This paper presents a comprehensive simulation study on the impact of natural fractures on the performance of surfactant polymer flood in a field wide scale. The simulation model utilized for the study is a dual porosity dual permeability model representing 1/8 of a 20-acre 5-spot pattern. The model parameters studied include wettability alteration, interfacial-tension changes and mobility reduction effect. The results of this study clearly indicate the importance of reservoir description and fracture modeling for a successful surfactant-polymer flood. This may lead in huge difference in reserves booking from such EOR method.
Naturally fractured carbonate reservoirs are usually characterized by mixed wettablility and low matrix permeability which leads to low oil recovery and high remaining oil saturation. Enhanced oil recovery methods such as surfactant-polymer flood (SPF) enhance the recovery by increasing the spontaneous imbibitions either by lowering the interfacial tension or altering the wettability in the matrix. However, one of the main reasons for failed surfactant-polymer floods is under-estimating the importance of the reservoir and fluid characteristics especially the description of natural fractures and their effect on recovery.

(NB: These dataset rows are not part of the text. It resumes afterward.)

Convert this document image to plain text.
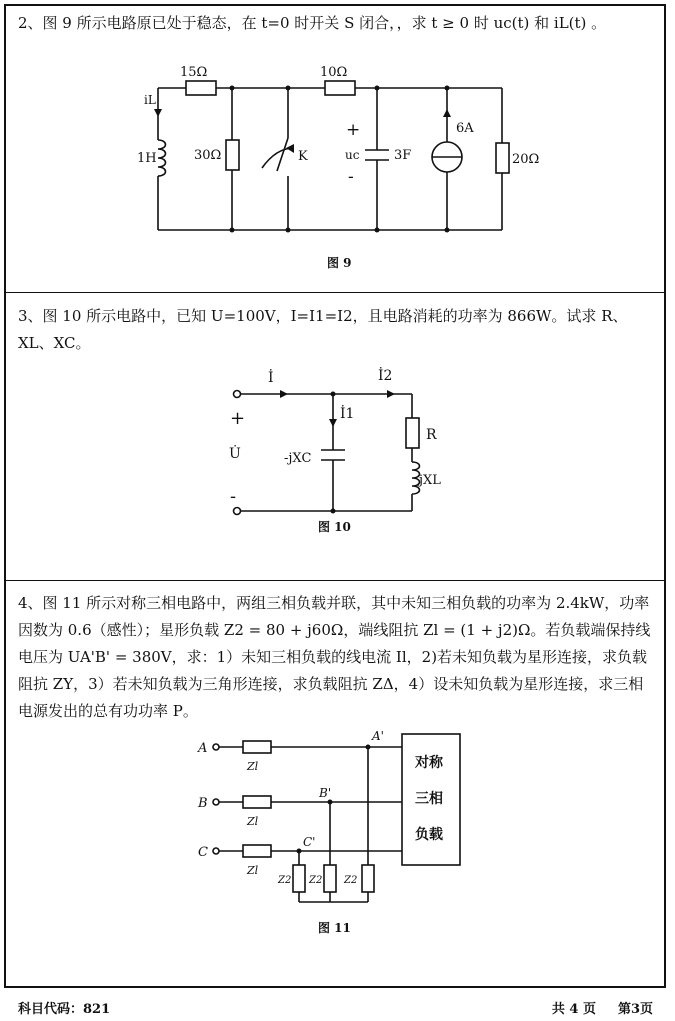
2、图 9 所示电路原已处于稳态，在 t=0 时开关 S 闭合，，求 t ≥ 0 时 uc(t) 和 iL(t) 。
15Ω	10Ω
iL
1H	30Ω	K
+
uc
-
3F
6A
20Ω
图 9
3、图 10 所示电路中，已知 U=100V，I=I1=I2，且电路消耗的功率为 866W。试求 R、XL、XC。
İ	İ2
İ1
+
U̇
-
-jXC
R
jXL
图 10
4、图 11 所示对称三相电路中，两组三相负载并联，其中未知三相负载的功率为 2.4kW，功率因数为 0.6（感性）；星形负载 Z2 = 80 + j60Ω，端线阻抗 Zl = (1 + j2)Ω。若负载端保持线电压为 UA'B' = 380V，求：1）未知三相负载的线电流 Il，2)若未知负载为星形连接，求负载阻抗 ZY，3）若未知负载为三角形连接，求负载阻抗 ZΔ，4）设未知负载为星形连接，求三相电源发出的总有功功率 P。
A
B
C
A'
B'
C'
Zl
Zl
Zl
Z2 Z2 Z2
对称
三相
负载
图 11
科目代码：821	共 4 页 第3页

Sensitivity runs were made in field size scale in order to compare oil recovery by capillary force, buoyancy force and viscous force. The simulation study indicates a relationship between water saturation and the start of altering wettability and/or interfacial tension to maximize oil recovery. Also, when a surfactant alters the rock wettability, an optimum IFT should be identified for faster and higher imbibitions. In addition, the study shows effect on recovery by permeability contrast between that of the fracture and that of the matrix as well as fracture orientation with respect to injector-producer direction.